The Corvette arrived in the US in the early 1950s as a response to the popularity of European sports cars, so loved by US military personnel who began to ship them en masse from Europe after World War II.
This legendary rear-wheel-drive muscle car appeared at the 1953 New York Auto Show. Its serial production, initially, was not planned, as the Chevrolet Corvette was presented as a show car. The very first roadster model was produced at the Flint, Michigan plant on June 30, 1953. However, the close attention of visitors forced the management of General Motors to reconsider their plans and in the first year, three hundred two-door two-seater convertibles were produced. Remarkably, every 1953 Chevrolet Corvette was hand-built and produced in white with red trim.
A wide interest in sports cars from Europe made Harley Earl, head of General Motors Corporation’s design department, dream about them. On the other hand, as a father to college students, he witnessed how American youth was crazy about European sports coupes. Earl knew it was time for an affordable vehicle for careless and post-war young people. The designers were asked to create a sporty, easy-to-drive, and maintain roadster, and cheap to be affordable for any student. The first sketches of a short-wheelbase roadster were created from a standard Chevrolet. Finally, design engineer Robert McLean figured out to move the engine 180 mm back and lower it by almost 80 mm. The result was a low silhouette of the car and an axle load distribution similar to European sports cars. To not increase the cost of the project, they took units and assemblies from cars that were in production and started creating a full-size plasticine model. In 1952, the prototype was introduced to GM President Harlow Curtis, Chevrolet division general manager Tom Keating, and new chief engineer Ed Cole. The project was immediately approved. Keating commissioned Ed Cole to make the landing gear as soon as it was possible to introduce the car at the Motorama GM exhibition in 1953. However, the decision to launch the series was postponed until the public reaction to the new model was known. After 10 days, a preliminary design of the chassis, code-named “Opel”, very close to the final decision, was ready.
The Chevrolet engine for a sports car was weak, and it had to be modified: they put in a new camshaft and valve lifters, increased the compression ratio, and installed a new carburetor.
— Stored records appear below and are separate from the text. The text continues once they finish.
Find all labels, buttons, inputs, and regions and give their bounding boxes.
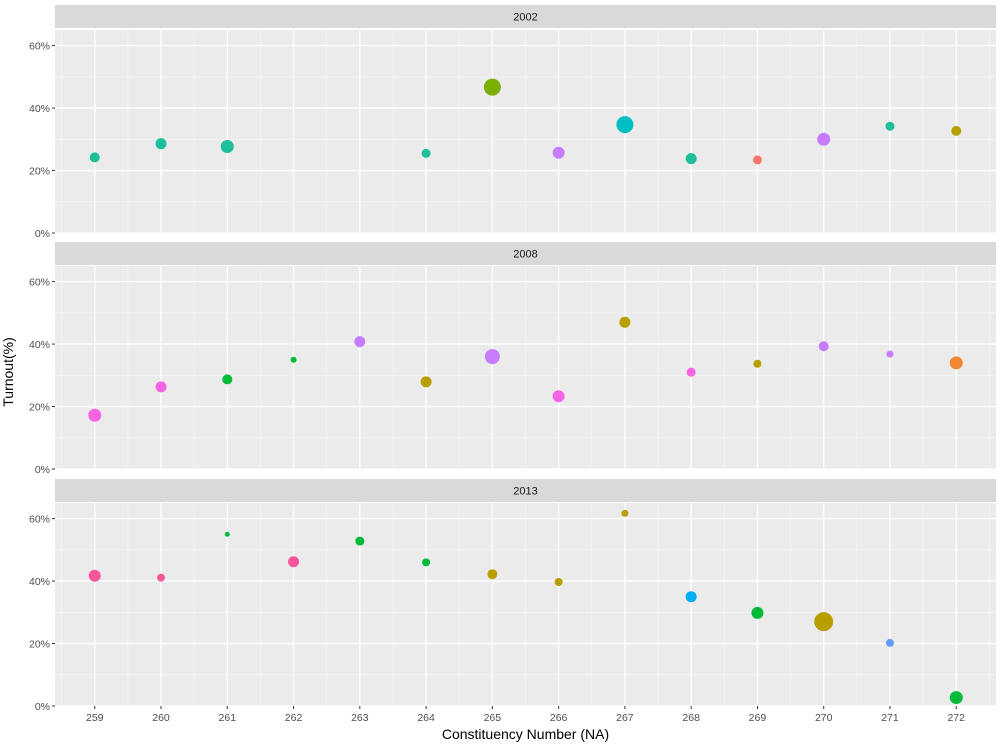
- data-point: [554, 578, 563, 587]
- panel-strip-label: 2002: [513, 12, 537, 24]
- panel-2008: 2008 0% 20% 40% 60%: [29, 242, 996, 476]
- data-point: [487, 569, 498, 580]
- data-point: [155, 381, 167, 393]
- data-point: [685, 591, 697, 603]
- panel-strip: [55, 5, 996, 28]
- x-tick-label: 266: [550, 712, 568, 724]
- y-tick-label: 20%: [29, 402, 50, 414]
- data-point: [88, 408, 102, 422]
- data-point: [817, 132, 831, 146]
- y-tick-label: 0%: [35, 464, 50, 476]
- panel-2013: 2013 0% 20% 40% 60%: [29, 479, 996, 713]
- panels: 2002 0% 20% 40% 60% 2008 0% 20% 40% 60% 2013 0% 20% 4…: [29, 5, 996, 713]
- x-tick-label: 269: [749, 712, 767, 724]
- data-point: [422, 558, 431, 567]
- data-point: [224, 531, 230, 537]
- data-point: [483, 78, 501, 96]
- data-point: [885, 121, 895, 131]
- panel-strip-label: 2013: [513, 486, 537, 498]
- data-point: [355, 536, 365, 546]
- x-tick-label: 259: [86, 712, 104, 724]
- data-point: [885, 638, 894, 647]
- x-tick-label: 267: [616, 712, 634, 724]
- x-tick-label: 271: [881, 712, 899, 724]
- data-point: [288, 556, 300, 568]
- data-point: [220, 139, 234, 153]
- y-tick-label: 20%: [29, 639, 50, 651]
- data-point: [222, 374, 233, 385]
- y-tick-label: 20%: [29, 166, 50, 178]
- data-point: [619, 316, 631, 328]
- data-point: [686, 367, 696, 377]
- x-tick-label: 265: [484, 712, 502, 724]
- y-axis-title: Turnout(%): [0, 337, 16, 407]
- data-point: [818, 341, 829, 352]
- y-tick-label: 40%: [29, 103, 50, 115]
- data-point: [814, 612, 834, 632]
- data-point: [420, 376, 432, 388]
- data-point: [886, 350, 894, 358]
- y-tick-label: 40%: [29, 576, 50, 588]
- x-tick-label: 262: [285, 712, 303, 724]
- y-tick-label: 0%: [35, 228, 50, 240]
- data-point: [155, 138, 167, 150]
- data-point: [484, 349, 500, 365]
- y-tick-label: 40%: [29, 339, 50, 351]
- data-point: [949, 691, 963, 705]
- x-axis: 259 260 261 262 263 264 265 266 267 268 269 270 271 2…: [86, 706, 965, 724]
- data-point: [552, 390, 565, 403]
- data-point: [552, 146, 565, 159]
- data-point: [616, 116, 634, 134]
- panel-strip: [55, 242, 996, 265]
- data-point: [753, 359, 762, 368]
- x-tick-label: 261: [219, 712, 237, 724]
- data-point: [621, 509, 629, 517]
- data-point: [751, 606, 764, 619]
- data-point: [949, 356, 963, 370]
- data-point: [354, 336, 366, 348]
- data-point: [89, 152, 100, 163]
- x-axis-title: Constituency Number (NA): [442, 726, 609, 742]
- y-tick-label: 60%: [29, 41, 50, 53]
- x-tick-label: 272: [947, 712, 965, 724]
- data-point: [752, 155, 762, 165]
- x-tick-label: 264: [417, 712, 435, 724]
- x-tick-label: 268: [682, 712, 700, 724]
- panel-2002: 2002 0% 20% 40% 60%: [29, 5, 996, 240]
- data-point: [290, 356, 297, 363]
- data-point: [88, 569, 101, 582]
- y-tick-label: 60%: [29, 277, 50, 289]
- y-tick-label: 60%: [29, 514, 50, 526]
- data-point: [951, 125, 962, 136]
- data-point: [157, 573, 166, 582]
- x-tick-label: 260: [152, 712, 170, 724]
- data-point: [685, 153, 697, 165]
- y-tick-label: 0%: [35, 701, 50, 713]
- panel-strip-label: 2008: [513, 249, 537, 261]
- x-tick-label: 263: [351, 712, 369, 724]
- data-point: [421, 148, 431, 158]
- panel-strip: [55, 479, 996, 502]
- x-tick-label: 270: [815, 712, 833, 724]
After installing an aluminum intake tract and twin silencers, the power of the power unit rose from 105 to 152 horsepower. The transmission was also revised. As a result, the automatic transmission “Powerglide” with a lever on the floor was installed as standard. The body for the demo version was made from fiberglass, a recent introduction and very suitable for piece production.
Source: Mecum Auctions
On the Motorama of 1953, the Corvette was a resounding success, and the Chevrolet administration began to think about putting it into mass production. By autumn, Chevrolet’s management realized all the advantages of fiberglass bodies, and the decision to create a department for the production of this model at the Flint plant was finally made. The serial car almost did not differ from the exhibition sample. The exception was the increased side moldings. The 1953 model received a fiberglass body that was mounted on a tubular frame, a 3.8-liter six-cylinder inline engine with 152 horsepower with triple carburetors, higher compression, solid lifters, and a high lift camshaft, and a two-speed automatic transmission Powerglide gear. All 1953 cars were painted white and had a base price of $3,513. The appearance and design of the newly-launched sports car were the most innovative. The designer Harley Earl, known as the founder of the legendary fin theme in car design, did everything in his power to apply aerodynamic styling to this model. The car of the 1953 release had no handles on the doors, the glass was without a window, and the wings behind it gracefully shimmered into graceful fins. Inside, everything was no less attractive: the instrument panel looked very compact, and most of the gauges were located directly in front of the driver. The 3-spoke steering wheel was another breakthrough. No wonder, the first Corvette model today is very rare and desirable for collectors: about 200 hundred are still in private collections around the world. Remarkably, VCC owned production 299 and sold it before it came out of the paint spray booth. The approximate cost for a 1953 Corvette at the moment is $180,000.
GM made a limited collection of the first Corvettes with a unique fighter jet-like canopy from a transparent top. These models were owned by Eugene Kettering, chief engineer of GM’s Electro-Motive Division and son of GM engineer Charles Kettering. Others included Dwight H. Green, former governor of Illinois, and R. H. McWilliams, president of the Royal Crown Bottling Corporation of St. Louis, Missouri.